La Ciudad de México sumará un nuevo corredor simbólico en Paseo de la Reforma: el Paseo de Mujeres Ancestras, un proyecto que busca visibilizar a mujeres indígenas, líderes comunitarias y figuras históricas fundamentales en la identidad del país. La presidenta Claudia Sheinbaum confirmó que serán instaladas seis esculturas en el tramo que conduce hacia Chapultepec, frente al Museo de Antropología, en un punto reconocido en la tradición mexica como la “entrada del submundo”.

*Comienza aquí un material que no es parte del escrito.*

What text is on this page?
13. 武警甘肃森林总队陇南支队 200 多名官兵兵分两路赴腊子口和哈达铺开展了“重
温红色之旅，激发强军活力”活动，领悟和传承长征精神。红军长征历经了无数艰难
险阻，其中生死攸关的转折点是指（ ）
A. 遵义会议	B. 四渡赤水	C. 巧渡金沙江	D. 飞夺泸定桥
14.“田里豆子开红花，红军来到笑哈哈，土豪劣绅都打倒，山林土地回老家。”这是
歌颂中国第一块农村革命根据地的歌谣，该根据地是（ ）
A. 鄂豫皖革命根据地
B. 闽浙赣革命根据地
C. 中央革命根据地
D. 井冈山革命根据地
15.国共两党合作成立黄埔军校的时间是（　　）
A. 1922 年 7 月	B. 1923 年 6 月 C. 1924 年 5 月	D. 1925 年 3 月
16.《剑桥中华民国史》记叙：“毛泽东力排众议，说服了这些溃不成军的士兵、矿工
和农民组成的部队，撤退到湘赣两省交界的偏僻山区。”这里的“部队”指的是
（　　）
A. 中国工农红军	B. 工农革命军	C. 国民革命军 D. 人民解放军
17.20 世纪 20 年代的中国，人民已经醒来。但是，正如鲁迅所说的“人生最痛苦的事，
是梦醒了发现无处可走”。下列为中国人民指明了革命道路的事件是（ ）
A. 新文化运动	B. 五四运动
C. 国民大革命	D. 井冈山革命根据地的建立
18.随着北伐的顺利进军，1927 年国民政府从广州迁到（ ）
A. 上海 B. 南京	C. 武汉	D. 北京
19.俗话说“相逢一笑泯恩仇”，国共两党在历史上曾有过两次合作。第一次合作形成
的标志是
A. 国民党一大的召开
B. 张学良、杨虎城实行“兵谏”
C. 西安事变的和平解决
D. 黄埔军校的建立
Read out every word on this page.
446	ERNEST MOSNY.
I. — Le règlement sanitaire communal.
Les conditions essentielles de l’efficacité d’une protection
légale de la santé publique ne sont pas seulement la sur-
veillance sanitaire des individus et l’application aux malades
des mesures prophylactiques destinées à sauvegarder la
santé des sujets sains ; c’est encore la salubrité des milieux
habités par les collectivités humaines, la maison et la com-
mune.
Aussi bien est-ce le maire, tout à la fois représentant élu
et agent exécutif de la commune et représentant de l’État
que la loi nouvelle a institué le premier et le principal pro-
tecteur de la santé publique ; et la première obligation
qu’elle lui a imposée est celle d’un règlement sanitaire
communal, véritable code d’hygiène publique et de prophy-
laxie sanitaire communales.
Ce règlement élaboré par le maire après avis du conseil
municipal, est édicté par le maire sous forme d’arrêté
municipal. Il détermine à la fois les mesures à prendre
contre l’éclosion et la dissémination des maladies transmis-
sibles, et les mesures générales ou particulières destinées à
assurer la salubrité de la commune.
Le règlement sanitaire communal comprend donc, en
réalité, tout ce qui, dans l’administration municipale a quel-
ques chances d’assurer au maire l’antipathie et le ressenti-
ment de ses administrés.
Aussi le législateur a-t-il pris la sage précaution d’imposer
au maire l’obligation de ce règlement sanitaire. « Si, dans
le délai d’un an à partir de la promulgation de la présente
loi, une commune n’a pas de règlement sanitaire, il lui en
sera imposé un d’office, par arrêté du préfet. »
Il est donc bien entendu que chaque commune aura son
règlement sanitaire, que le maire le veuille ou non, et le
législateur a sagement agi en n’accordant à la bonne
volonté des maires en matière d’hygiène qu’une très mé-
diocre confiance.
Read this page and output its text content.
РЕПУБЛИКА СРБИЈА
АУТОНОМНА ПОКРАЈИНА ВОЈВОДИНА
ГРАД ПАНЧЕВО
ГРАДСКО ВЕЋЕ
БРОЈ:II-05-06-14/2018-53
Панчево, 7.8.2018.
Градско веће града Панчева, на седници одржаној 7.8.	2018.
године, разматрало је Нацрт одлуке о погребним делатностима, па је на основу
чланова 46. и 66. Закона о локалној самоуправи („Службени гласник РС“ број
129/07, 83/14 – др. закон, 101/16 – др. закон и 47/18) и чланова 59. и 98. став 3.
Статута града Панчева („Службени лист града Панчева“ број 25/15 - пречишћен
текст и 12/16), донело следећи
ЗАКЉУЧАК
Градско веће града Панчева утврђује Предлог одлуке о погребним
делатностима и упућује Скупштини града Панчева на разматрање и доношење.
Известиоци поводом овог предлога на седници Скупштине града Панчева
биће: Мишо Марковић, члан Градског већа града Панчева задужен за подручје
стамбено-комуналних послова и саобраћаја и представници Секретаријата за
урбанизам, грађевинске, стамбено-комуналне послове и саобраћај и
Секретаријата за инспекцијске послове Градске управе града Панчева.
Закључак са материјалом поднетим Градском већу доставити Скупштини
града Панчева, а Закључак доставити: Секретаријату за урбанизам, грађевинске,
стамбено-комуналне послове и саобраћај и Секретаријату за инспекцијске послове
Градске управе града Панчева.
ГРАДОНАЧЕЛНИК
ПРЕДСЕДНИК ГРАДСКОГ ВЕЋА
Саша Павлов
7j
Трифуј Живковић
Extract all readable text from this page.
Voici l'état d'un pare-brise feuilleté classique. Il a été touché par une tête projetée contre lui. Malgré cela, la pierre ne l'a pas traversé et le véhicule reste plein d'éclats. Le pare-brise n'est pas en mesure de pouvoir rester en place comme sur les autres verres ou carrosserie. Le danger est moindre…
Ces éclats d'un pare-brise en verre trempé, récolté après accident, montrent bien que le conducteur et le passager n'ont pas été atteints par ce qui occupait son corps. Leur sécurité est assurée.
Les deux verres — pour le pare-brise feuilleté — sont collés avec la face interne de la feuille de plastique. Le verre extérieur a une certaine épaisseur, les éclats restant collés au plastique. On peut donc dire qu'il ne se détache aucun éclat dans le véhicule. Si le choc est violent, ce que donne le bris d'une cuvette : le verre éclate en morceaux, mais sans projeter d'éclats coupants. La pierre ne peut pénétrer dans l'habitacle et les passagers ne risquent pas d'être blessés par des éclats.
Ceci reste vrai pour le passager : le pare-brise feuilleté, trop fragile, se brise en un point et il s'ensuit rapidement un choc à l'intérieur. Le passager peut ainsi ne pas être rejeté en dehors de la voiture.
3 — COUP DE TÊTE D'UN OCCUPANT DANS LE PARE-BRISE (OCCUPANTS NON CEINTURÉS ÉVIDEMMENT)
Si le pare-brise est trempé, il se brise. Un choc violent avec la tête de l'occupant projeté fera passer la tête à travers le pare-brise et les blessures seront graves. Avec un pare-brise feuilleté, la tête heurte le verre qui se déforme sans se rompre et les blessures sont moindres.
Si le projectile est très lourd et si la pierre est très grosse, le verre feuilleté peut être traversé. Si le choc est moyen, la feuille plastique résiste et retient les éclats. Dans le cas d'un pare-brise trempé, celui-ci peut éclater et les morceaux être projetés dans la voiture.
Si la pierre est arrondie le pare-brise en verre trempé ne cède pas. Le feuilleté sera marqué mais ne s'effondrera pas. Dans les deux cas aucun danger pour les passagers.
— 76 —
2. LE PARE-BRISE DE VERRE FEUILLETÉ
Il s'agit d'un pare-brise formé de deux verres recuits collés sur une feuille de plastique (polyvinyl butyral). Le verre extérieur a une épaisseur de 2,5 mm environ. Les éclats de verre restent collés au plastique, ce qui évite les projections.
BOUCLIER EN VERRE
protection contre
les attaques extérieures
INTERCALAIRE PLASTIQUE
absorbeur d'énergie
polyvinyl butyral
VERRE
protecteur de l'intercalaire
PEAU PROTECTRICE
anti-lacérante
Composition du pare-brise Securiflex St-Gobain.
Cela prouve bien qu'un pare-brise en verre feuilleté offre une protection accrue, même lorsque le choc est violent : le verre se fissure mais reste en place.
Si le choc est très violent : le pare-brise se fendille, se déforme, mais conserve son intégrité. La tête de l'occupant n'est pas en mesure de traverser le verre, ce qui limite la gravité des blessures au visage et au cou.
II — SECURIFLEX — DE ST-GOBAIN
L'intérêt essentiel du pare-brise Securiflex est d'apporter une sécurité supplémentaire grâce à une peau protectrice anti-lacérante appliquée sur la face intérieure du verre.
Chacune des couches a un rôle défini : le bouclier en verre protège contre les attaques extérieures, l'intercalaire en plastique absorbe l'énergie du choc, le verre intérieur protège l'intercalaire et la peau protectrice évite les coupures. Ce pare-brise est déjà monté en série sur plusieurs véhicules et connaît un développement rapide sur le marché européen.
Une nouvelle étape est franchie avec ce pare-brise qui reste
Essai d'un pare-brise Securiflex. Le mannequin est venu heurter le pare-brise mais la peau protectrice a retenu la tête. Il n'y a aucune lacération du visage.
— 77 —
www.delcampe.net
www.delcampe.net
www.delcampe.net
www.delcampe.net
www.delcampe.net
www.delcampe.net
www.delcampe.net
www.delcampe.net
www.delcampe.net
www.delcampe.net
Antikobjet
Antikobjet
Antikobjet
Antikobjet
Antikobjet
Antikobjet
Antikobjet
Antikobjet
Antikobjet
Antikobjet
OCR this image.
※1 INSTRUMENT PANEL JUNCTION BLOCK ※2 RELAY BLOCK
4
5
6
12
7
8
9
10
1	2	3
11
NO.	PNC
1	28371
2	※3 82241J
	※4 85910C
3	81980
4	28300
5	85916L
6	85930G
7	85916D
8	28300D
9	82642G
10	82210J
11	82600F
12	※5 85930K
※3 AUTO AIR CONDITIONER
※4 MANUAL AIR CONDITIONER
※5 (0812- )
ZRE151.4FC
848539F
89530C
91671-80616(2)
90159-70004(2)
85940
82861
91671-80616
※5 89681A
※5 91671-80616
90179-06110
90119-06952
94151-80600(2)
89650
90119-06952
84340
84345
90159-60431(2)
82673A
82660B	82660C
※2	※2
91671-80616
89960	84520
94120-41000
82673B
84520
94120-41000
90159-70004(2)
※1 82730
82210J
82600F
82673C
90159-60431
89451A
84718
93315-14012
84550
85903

El encargo fue entregado al historiador y asesor político José Alfonso Suárez del Real, quien adelantó que la fundición de las piezas ya está en marcha y que la instalación deberá quedar lista a más tardar el 27 de diciembre.
Un proyecto que reconoce a las mujeres que sostienen la historia
Durante la Mañanera del Pueblo del 28 de noviembre, Sheinbaum explicó que este corredor forma parte de un esfuerzo por restituir el lugar de las mujeres indígenas y ancestrales en la historia de México, y ampliar el actual Paseo de las Heroínas, que ya rinde homenaje a figuras femeninas de distintas épocas.
La mandataria subrayó que este nuevo tramo se construye para dar visibilidad y dignidad a mujeres fundamentales en la memoria cultural del país, muchas de ellas omitidas o distorsionadas por las narrativas coloniales y del siglo XIX.
Suárez del Real detalló que las estatuas estarán orientadas hacia la banqueta, no hacia la circulación vehicular, con la intención de que las personas que caminan por Reforma puedan disfrutar, contemplar y apropiarse del espacio.
Quiénes integrarán el Paseo de Mujeres Ancestras
El nuevo corredor en Reforma estará conformado por seis figuras emblemáticas:
- La Reina Roja, guardiana maya cuya tumba reveló el poder femenino en Palenque.
- Tecuichpo, hija mayor de Moctezuma y figura clave en la transición posconquista.
- Mujer 6 Mono, guerrera mixteca de alto linaje y liderazgo militar.
- “La pequeña señora Flor”, referente de poder femenino prehispánico.
- La Malinche, revalorada como intérprete esclavizada, puente entre pueblos y no como la figura estigmatizada del relato colonial.
- Eréndira, la heroína purépecha que encabezó resistencias locales y es símbolo de autonomía indígena.
Estas esculturas conformarán un corredor histórico que dialoga con el entorno, ubicado en un punto único de la ciudad, como lo describió Suárez del Real:
“En frente al cerro de Chapultepec, el lugar en donde se encuentra, según los mexicas, la entrada al submundo”.
De Reforma a Chapultepec: un espacio simbólico recuperado
El proyecto, que formará parte del Paseo de las Heroínas, busca transformar el espacio público para que la ciudadanía pueda reconocer la fuerza, diversidad y legado de las mujeres que han marcado el desarrollo de México, ya sea desde la resistencia, la política, la guerra, la mediación cultural o la vida comunitaria.
Sheinbaum reafirmó que esta iniciativa es un paso más para reconocer el papel de las mujeres indígenas y ancestrales en la construcción de la nación, reivindicando sus historias y abriendo nuevos espacios de memoria en la capital.